The federal budget was revealed on March 21 and there were some positive and not so positive things in the budget.
As much as we don’t like to admit it, the USA is our major trading partner. As such, things that happen in that county and in other countries that we trade with certainly can have an impact on our economy.
The major focus of the budget was getting Canadians trained to work in fields that are in high-demand. The budget speaks about the creation of a Canada Job Grant, which should be available sometime in 2014.
There are a couple of items that have particular importance to investors and the banking sector.
Beginning on Page 140 of the budget document, the budget addresses the financial sector. The 2013 budget will implement changes to limit the use of portfolio insurance and prohibit the use of any government-backed insured mortgage as collateral in securitization vehicles that are not sponsored by Canada Mortgage and Housing Corporation. What that means is that if you purchase a home with less than 20 per cent down, currently the lending institution will need to insure the high-ratio mortgage. In future, the high-ratio mortgage will need to be approved by CMHC.
Budget document pages 144 and 145 attempt to address the possibility that Canada may also experience the failing of its large chartered banks.
The way that the government intends to address this is by increasing the reserves of capital that a bank needs to have on hand to satisfy those who withdraw funds from the bank.
The section also mentions a ‘bail-in’ provision whereby certain bank liabilities could be converted into regulatory capital.
However, there are no details as to what these liabilities might be. In addition, banks are still required to self regulate their risk and have a recovery plan in place.
On the securities front, the budget proposes a common securities regulator who would be responsible for maintaining the integrity and stability of the financial system, preserving fair, efficient and competitive national capital markets, and preventing and responding to systemic risks, such as those posed by over-the-counter derivatives (swaps, options, futures, forwards) using a single set of rules.
There is a change to the taxation of non-eligible dividends paid out after 2013 in that for the 2014 tax year the gross up of the dividends will be reduced to 18 per cent from the current 25 per cent and the dividend tax credit will be reduced to 13/18 of the gross-up from the current 2/3.
This will affect those owner-managed businesses that are currently using a dividend strategy to move income out of their corporations into their shareholders’ hands.
It may now become a better strategy to use salary.

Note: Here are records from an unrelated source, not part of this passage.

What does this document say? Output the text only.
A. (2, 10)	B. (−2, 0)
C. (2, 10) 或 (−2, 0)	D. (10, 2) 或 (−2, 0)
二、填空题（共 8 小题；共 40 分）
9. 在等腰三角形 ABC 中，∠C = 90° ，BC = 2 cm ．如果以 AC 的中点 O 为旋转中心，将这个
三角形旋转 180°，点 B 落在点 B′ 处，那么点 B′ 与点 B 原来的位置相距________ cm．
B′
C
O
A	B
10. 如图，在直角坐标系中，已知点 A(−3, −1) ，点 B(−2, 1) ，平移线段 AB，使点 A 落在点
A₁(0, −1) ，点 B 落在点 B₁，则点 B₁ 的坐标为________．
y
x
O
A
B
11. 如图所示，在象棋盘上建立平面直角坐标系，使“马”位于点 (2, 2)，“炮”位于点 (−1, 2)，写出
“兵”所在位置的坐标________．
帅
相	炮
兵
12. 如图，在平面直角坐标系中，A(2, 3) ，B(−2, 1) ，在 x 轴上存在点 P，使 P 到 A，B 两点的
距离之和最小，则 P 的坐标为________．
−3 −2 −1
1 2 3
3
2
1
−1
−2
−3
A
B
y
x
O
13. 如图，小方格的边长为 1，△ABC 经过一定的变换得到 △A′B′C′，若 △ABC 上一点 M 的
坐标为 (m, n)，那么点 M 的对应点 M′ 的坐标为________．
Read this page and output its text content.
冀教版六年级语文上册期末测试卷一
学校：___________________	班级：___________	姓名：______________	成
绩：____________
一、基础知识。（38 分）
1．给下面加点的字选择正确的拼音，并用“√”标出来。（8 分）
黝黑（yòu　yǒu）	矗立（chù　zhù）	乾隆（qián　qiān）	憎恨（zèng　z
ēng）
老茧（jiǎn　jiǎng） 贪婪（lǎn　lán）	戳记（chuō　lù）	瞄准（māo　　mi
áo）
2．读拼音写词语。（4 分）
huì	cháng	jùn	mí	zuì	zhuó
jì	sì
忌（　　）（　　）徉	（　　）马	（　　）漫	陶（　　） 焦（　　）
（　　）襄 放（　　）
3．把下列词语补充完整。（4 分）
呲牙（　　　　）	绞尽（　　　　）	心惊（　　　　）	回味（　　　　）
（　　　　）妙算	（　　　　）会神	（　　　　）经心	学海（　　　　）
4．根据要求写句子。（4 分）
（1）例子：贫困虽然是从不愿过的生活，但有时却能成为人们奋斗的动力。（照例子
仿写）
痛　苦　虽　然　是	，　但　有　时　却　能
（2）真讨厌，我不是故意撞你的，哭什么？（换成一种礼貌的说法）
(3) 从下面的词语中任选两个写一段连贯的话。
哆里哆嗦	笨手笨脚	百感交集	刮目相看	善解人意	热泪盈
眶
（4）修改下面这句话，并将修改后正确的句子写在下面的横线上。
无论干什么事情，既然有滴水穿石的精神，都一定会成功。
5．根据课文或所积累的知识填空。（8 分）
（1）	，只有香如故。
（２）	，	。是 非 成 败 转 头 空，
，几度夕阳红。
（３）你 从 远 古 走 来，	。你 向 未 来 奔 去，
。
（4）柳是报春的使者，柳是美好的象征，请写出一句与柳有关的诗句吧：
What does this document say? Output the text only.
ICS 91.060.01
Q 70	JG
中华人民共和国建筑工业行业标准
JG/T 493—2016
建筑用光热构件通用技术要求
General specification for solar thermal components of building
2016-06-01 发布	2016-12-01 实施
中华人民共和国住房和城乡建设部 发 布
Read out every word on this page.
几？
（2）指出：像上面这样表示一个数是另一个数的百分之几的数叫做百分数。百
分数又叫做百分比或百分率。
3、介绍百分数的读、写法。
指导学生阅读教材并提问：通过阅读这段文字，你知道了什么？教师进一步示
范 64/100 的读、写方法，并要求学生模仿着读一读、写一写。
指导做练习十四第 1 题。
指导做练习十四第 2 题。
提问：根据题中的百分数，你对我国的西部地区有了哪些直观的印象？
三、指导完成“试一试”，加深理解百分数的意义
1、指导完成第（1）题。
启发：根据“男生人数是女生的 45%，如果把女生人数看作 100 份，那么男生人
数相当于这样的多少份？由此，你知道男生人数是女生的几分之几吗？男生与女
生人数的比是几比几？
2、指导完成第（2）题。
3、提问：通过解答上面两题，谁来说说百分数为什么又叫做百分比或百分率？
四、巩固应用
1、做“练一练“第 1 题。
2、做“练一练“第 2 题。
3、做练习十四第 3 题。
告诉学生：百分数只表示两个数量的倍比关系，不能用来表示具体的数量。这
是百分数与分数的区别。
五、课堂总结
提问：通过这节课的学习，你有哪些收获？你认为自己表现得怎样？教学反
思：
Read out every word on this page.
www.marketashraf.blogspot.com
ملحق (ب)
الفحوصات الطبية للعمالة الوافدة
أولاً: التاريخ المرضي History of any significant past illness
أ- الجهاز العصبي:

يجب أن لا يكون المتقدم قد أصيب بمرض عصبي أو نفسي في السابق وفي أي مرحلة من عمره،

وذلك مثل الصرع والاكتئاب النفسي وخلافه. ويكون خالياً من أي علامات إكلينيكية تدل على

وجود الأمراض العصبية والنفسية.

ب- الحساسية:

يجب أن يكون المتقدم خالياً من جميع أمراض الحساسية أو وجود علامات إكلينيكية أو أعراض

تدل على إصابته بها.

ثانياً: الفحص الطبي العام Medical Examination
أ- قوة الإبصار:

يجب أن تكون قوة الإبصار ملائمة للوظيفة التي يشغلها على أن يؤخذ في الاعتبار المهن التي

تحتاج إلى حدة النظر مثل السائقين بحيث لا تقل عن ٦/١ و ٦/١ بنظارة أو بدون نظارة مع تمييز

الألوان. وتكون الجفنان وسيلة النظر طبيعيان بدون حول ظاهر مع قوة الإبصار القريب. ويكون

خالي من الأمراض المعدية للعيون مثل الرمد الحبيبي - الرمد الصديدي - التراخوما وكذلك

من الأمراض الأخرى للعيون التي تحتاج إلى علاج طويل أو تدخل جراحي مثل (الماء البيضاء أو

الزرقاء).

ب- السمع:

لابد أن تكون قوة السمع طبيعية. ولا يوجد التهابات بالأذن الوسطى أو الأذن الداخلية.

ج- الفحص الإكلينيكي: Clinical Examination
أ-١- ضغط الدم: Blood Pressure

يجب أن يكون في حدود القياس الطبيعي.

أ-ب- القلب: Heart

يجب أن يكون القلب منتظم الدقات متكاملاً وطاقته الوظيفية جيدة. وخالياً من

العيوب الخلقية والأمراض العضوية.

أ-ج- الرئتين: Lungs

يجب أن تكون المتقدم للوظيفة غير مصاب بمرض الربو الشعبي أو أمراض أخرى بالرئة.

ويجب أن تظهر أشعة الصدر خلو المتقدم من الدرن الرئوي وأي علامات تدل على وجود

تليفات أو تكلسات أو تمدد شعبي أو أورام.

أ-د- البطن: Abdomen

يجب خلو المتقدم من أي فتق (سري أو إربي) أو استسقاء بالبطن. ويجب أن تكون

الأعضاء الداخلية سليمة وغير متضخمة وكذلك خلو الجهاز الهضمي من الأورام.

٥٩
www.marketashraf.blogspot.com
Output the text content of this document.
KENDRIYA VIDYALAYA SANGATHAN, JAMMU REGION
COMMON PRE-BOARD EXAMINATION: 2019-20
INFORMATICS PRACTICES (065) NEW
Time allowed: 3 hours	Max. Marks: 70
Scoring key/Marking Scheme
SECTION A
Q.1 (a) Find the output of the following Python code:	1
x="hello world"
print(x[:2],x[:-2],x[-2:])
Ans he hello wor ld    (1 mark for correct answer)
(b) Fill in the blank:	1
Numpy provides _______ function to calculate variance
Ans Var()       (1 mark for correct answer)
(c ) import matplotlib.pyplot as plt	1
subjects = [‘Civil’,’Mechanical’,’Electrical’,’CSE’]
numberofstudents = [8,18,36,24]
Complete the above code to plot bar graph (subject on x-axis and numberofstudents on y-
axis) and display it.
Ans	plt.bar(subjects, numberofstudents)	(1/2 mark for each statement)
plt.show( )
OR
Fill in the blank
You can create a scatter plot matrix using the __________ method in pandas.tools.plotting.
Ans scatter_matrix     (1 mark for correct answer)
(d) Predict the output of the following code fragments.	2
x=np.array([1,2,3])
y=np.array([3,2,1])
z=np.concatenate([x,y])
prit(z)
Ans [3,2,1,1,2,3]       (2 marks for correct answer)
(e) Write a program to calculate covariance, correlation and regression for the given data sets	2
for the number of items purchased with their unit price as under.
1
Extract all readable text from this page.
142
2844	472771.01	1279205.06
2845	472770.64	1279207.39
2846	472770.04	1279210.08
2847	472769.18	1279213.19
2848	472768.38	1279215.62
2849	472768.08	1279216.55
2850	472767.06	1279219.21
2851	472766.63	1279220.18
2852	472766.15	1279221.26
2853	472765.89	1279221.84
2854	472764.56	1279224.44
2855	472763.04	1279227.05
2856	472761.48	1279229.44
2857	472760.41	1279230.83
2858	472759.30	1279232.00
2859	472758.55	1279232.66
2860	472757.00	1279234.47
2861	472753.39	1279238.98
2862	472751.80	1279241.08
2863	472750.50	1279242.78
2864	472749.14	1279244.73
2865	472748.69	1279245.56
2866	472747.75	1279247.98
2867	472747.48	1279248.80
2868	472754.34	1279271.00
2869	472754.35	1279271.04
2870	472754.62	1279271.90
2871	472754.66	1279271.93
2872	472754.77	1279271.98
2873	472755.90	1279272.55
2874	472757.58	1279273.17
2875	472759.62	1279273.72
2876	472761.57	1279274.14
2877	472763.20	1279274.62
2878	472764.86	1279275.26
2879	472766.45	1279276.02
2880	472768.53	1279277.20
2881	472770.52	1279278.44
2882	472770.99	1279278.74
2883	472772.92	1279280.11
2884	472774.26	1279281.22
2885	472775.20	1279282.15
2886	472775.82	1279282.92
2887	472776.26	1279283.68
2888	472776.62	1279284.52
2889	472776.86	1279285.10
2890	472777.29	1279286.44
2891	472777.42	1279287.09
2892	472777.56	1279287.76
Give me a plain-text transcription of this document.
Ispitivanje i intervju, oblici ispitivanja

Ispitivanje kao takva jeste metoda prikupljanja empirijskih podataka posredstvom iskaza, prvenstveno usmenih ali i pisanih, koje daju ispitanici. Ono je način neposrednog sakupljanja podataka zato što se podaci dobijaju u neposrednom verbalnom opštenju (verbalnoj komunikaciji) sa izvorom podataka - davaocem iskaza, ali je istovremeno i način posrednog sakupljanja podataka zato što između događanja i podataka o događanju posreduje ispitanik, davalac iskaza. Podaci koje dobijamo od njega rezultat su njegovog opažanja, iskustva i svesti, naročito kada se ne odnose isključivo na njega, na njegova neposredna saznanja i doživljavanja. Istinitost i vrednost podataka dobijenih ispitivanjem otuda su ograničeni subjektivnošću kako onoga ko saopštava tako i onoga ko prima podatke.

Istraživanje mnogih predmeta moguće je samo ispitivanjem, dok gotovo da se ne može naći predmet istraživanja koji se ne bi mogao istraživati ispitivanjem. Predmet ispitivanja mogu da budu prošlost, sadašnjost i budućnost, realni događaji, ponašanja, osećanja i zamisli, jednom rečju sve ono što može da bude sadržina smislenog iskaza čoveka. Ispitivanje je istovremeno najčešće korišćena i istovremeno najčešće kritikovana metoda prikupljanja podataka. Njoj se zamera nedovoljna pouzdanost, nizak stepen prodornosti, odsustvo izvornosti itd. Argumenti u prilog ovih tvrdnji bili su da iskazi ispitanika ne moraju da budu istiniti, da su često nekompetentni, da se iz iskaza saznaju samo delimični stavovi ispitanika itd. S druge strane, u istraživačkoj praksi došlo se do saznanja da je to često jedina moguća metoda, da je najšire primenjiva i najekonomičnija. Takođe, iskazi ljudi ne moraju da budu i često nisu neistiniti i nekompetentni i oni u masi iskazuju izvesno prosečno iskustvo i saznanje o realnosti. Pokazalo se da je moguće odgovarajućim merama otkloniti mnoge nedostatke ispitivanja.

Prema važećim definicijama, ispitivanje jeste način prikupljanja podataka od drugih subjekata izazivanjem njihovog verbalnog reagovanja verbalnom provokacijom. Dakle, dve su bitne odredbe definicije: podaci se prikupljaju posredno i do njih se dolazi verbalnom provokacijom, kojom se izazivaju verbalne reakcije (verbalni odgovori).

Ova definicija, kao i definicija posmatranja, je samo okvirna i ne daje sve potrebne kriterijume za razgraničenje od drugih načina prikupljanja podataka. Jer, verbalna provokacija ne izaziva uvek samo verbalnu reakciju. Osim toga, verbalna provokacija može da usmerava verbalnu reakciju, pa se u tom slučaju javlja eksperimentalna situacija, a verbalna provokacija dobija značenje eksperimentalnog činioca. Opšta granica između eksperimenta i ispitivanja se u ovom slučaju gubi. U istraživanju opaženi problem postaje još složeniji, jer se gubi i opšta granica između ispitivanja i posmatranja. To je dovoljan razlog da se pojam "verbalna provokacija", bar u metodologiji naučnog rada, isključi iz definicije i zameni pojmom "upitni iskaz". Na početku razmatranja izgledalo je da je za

Another measure to improve taxes for small business owners is the increase of the capital gains lifetime exemption to $800,000 from the current $750,000 for qualified property, qualified small business shares and qualified farm and fishing property. This will become effective for 2014 and the exemption will be indexed to inflation after that.
Those small businesses that use what is termed as ESS (zapper) software to modify sales transactions from their point of sale software will now be facing Canada Revenue Agency monetary penalties which amount to $5,000 for the first offence and $50,000 for any subsequent offences.
The manufacturers of this software will face penalties of $10,000 for the first offence and $100,000 for subsequent offences.
The safety deposit deduction will no longer be available as a tax deduction from 2014 onwards.
The budget will increase the restricted farming loss limit to $17,500 of deductible farm losses annually which is ($2,500 plus 1/2 of the next $30,000) provided that the taxpayer’s chief source of income is from farming.
The 2013 budget is also implementing measures so that CRA can better combat international tax evasion such as international fund transfers.
Beginning in 2015, financial intermediaries will be required to report to the CRA details of any international transfers of more than $10,000.
The financial intermediaries are banks, credit unions, trust and loan companies, money service businesses and casinos. The CRA will also pay a reward to individuals when they provide knowledge to CRA of international tax non-compliance that results in a collection of the taxes due.